I was reading about the Uber breach recently. Technology companies are more advanced than those in other sectors like manufacturing, and are therefore likely to be bigger targets. However it is still worrying for the rest of us that with all their advanced knowledge and systems, even they can’t keep their data safe.
“Investment in data security for us and others is huge right now. Data management is even more important because of things like Cloud and multiple devices that can allow access everywhere. These increase our vulnerability.”
Regulation is another part of this. All businesses are seeing increased regulation. It started with some of the more mature industries like electricians and gas engineers and the trend continues.
“It is interesting that very few of us would use a non-gas regulated person to fit our cooker but we rarely stop to question the qualifications of a person in a shop who is accessing our computer or phone for us.”
What is your view on staffing and whether to use in-house or external resources for data management?
Keep the core elements in-house.
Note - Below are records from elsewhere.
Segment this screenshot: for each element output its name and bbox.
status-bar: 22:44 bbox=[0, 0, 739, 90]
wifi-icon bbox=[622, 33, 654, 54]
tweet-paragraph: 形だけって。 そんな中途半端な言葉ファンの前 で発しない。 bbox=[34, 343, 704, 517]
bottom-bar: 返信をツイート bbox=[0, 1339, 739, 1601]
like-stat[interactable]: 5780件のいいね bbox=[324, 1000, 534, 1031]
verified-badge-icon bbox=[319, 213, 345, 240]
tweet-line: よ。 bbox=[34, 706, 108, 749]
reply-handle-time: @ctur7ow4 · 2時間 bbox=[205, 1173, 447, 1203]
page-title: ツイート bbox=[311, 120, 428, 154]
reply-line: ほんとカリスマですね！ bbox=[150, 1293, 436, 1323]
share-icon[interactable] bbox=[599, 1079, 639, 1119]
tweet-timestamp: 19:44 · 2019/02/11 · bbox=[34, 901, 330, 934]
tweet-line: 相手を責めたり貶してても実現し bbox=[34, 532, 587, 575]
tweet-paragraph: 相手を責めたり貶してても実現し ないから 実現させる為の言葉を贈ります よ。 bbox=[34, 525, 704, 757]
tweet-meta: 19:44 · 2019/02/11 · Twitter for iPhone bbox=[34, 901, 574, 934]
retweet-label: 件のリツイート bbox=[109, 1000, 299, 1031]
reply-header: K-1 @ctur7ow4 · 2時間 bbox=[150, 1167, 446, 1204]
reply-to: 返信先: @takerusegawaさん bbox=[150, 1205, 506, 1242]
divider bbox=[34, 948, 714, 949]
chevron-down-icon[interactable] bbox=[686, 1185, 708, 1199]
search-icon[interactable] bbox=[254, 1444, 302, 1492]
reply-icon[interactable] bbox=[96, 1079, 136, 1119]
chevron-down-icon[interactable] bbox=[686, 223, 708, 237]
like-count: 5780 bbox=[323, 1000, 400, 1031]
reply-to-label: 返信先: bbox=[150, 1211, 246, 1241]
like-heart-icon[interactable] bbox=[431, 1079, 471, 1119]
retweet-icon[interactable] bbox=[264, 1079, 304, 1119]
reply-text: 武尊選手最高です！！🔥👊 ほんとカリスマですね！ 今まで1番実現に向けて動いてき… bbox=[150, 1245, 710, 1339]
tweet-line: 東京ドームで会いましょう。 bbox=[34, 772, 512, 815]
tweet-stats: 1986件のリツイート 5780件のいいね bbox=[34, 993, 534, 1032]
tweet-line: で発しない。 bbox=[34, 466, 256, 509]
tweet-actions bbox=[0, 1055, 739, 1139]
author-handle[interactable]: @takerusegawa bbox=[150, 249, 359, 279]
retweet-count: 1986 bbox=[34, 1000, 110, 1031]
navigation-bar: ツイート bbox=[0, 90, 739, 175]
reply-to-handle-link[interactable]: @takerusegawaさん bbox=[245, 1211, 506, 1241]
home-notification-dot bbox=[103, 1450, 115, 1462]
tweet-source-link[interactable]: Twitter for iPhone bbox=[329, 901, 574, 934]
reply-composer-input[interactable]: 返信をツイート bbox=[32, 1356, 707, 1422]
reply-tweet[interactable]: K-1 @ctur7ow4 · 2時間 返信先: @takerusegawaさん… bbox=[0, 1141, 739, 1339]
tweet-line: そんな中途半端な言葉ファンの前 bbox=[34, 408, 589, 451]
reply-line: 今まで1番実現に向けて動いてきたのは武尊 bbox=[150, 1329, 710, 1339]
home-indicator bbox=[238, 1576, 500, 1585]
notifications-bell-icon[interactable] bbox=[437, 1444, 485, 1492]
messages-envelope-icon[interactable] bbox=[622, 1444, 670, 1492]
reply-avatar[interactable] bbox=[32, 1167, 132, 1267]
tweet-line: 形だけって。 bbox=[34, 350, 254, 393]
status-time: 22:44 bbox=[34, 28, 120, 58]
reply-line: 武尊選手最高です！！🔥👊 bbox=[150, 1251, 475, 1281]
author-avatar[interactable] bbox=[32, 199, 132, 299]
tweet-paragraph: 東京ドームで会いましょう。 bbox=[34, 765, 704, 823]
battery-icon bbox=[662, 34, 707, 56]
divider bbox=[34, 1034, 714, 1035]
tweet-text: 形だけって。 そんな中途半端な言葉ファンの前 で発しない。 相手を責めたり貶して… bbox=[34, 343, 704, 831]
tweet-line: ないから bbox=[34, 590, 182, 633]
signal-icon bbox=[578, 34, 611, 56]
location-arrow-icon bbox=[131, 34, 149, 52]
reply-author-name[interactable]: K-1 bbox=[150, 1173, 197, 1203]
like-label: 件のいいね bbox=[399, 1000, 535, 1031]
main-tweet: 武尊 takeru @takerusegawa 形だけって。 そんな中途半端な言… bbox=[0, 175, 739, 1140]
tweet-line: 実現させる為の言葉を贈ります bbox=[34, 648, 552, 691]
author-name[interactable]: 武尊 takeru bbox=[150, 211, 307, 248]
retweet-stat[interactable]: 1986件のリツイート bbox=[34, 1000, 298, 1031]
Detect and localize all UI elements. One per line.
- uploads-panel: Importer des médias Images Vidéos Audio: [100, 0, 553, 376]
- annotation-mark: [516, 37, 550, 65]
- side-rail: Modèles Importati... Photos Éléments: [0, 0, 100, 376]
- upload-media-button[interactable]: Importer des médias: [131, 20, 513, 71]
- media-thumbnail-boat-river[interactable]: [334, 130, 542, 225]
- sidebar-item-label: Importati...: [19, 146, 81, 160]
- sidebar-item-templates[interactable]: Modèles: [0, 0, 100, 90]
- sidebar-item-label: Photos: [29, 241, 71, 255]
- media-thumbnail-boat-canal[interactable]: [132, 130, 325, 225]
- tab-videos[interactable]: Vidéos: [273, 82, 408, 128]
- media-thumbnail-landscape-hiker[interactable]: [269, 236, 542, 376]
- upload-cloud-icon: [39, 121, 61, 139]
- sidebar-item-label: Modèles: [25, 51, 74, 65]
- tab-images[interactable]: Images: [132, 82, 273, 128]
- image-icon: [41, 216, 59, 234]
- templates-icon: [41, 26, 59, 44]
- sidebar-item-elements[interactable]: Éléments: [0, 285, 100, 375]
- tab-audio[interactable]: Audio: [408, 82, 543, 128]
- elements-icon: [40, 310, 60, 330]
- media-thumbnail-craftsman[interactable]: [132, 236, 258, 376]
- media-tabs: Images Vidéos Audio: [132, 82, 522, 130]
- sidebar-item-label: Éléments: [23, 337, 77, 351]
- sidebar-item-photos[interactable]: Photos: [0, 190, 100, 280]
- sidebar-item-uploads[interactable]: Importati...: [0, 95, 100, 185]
Outsource commodity or very specialist skills but core items should be kept in-house including data management. We have a chart with it all defined as part of a fully articulated IT strategy document so we know exactly what we are doing in each area.
We will not outsource any key processes – such as business process management or data stewardship but we would outsource commodity items like technical development or writing application code.
What advice would you give to someone embarking on a large data-related project today?
Have a good business case so you understand the potential benefits at the beginning.
Get some expert support.
Have clearly defined objectives.
Get executive sponsorship and business buy-in.
Take care of stakeholder engagement.
Are there any particular skills or qualifications you consider to be vital to your success?
A good business understanding and knowledge. Also good project management and governance skills are really important.
What are you best known for outside of work?
My wife and I have a habit of taking on wrecks of houses and doing them up. We also enjoy travelling and socialising. My most recent trip was great – we took in Iceland, New York and Toronto.